Another factor is that 3D or raised embroidery on hats is so unappealing to both the shop owner and the person making the order is that these jobs tend to have more stitches. Basically, an embroidery machine has a limit as to how many stitches it can make per minute. And since shop owners only earn revenue when the machine is actually running and producing, the number of stitches is one of the main factors in determining the price for a job. And since more stitches equals more time to fulfill an order, the person making the order is usually repulsed by the higher price. This usually causes the person to think the price is outrageous and it creates animosity towards the shop owner.
10 times out of 10, the shop owner is under charging you when you consider the amount of work that is involved.
Another thing that makes 3D caps cumbersome to work with is that there’s extra time spent on pre and post production. For instance, the puffy foam that’s used to give the raised effect have to be individually cut by into squares or rectangles, depending on the size and shape of your artwork. Quite frankly, the time spent on cutting the foam isn’t being compensated for. Afterall, who wants to pay extra for someone using a pair of scissors, except if a barber is involved? Industrial puff foam isn’t cheap (sure Walmart has them for a bargain but you get what you pay for). So, shop owners are incentivized to minimizing wasted material . Therefore, extra time is taken to measure before cutting.
Besides requiring a talented artist to create the embroidery file, it requires someone who really understands embroidery to run the caps flawlessly. Because most embroiderers will tell you that the main reason they don’t like working with puffy foam is that there is a much higher spoilage rate than any other type of embroidery work. This is because a lot of times the upper thread get caught in the rotary hook (the part that houses the bobbin case) and the machine halts abruptly. This causes the hat to get stuck on the embroidery machine without a millimeter of wiggle room.
Now the operator has to stop production and work on trying to free the hat from the stranglehold that it’s in. Keep in mind, at this point, the hat is stuck in that position, meaning the embroidery machine can’t rotate in any direction. Attempting to continue production will cause damage to the embroidery machine. This is that part where 99% of the caps get damaged because most of the time, the operator has no choice but try to free the cap using a box cutter by reaching between the back of the hat and the needle plate and cutting the thread, also called a bird’s nest.

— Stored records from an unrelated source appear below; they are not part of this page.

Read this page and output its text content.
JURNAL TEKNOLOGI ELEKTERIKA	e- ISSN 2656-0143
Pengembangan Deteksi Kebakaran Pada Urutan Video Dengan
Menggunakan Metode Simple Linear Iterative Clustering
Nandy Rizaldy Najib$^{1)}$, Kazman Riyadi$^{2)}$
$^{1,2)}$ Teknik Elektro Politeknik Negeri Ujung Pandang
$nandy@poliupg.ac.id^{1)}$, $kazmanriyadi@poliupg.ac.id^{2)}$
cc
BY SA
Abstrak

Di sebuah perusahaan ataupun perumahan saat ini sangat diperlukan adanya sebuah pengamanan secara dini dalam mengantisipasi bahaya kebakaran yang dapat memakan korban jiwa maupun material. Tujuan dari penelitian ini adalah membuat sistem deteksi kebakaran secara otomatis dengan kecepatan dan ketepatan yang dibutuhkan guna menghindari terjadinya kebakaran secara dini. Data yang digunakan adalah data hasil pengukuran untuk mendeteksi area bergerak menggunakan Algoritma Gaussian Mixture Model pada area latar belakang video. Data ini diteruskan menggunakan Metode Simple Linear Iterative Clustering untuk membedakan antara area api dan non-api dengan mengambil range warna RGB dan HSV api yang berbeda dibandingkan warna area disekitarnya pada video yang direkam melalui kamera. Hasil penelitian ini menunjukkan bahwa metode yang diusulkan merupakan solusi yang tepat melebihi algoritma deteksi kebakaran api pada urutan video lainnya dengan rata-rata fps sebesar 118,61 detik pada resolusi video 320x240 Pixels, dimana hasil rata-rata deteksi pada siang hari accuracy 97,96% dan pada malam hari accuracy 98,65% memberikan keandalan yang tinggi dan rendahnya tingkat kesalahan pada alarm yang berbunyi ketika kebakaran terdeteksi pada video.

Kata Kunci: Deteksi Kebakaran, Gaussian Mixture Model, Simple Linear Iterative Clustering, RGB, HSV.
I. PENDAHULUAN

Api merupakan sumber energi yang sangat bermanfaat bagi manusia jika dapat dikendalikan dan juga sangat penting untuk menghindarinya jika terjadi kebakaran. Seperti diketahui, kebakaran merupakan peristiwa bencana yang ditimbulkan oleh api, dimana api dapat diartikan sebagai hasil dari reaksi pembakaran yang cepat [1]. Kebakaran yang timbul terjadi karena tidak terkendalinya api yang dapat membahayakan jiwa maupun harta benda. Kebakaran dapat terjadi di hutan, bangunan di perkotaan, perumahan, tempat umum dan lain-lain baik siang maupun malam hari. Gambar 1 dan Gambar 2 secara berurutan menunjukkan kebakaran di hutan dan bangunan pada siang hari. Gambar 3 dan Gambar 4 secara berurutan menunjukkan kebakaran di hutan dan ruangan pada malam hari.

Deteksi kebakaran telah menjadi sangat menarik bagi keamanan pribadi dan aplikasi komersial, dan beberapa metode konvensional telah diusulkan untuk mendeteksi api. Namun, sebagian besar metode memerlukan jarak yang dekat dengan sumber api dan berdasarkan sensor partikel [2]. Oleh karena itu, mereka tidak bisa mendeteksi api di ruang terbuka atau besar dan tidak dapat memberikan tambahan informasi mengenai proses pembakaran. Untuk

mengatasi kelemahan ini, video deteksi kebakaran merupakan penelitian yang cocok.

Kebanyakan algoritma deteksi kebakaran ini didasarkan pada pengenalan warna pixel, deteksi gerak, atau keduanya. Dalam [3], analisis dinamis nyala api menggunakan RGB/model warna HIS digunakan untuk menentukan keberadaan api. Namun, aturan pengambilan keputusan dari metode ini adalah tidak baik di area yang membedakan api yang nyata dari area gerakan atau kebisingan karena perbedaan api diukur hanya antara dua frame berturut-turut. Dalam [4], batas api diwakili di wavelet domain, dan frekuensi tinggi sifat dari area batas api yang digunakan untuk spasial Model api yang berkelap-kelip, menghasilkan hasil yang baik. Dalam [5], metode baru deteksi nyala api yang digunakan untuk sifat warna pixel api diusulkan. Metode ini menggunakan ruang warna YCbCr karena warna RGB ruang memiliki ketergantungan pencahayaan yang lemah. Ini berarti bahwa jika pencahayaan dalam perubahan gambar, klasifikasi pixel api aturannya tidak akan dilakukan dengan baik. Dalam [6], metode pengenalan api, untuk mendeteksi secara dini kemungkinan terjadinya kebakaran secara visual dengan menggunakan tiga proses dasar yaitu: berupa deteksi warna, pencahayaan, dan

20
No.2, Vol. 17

So by now you can see what a headache it is to work with 3D puff. Sometimes, it can take up to half an hour or more of downtime before production resumes – often with one less cap on that particular run because, as previously mentioned, most caps that get stuck, end up in the waste basket. Keep in mind, during this time, the business is making no money, the overhead is still there, and production is being delayed – meaning other orders are getting pushed back. This causes other customers to feel like their order is on the back burner or that the embroiderer is lazy and isn’t working as hards as he or she should; therefore, decreasing customer satisfaction and the overall customer experience.
But wait, there’s more! And more details are outlined below but the gist is there’s post production cleaning to be done. Again, no one wants to compensate the embroider for all this extra work. Hence, these are the main reasons a lot of embroiders won’t touch 3D puff with a 10 foot pole. Simply put, due to the lack of understanding of the process, most customers don’t see the value in paying extra. And even if they’re hell-bent on getting 3D puff caps made, they usually price shop all over town and end up with something that even the flea market would be appalled by. Quality requires time and expertise.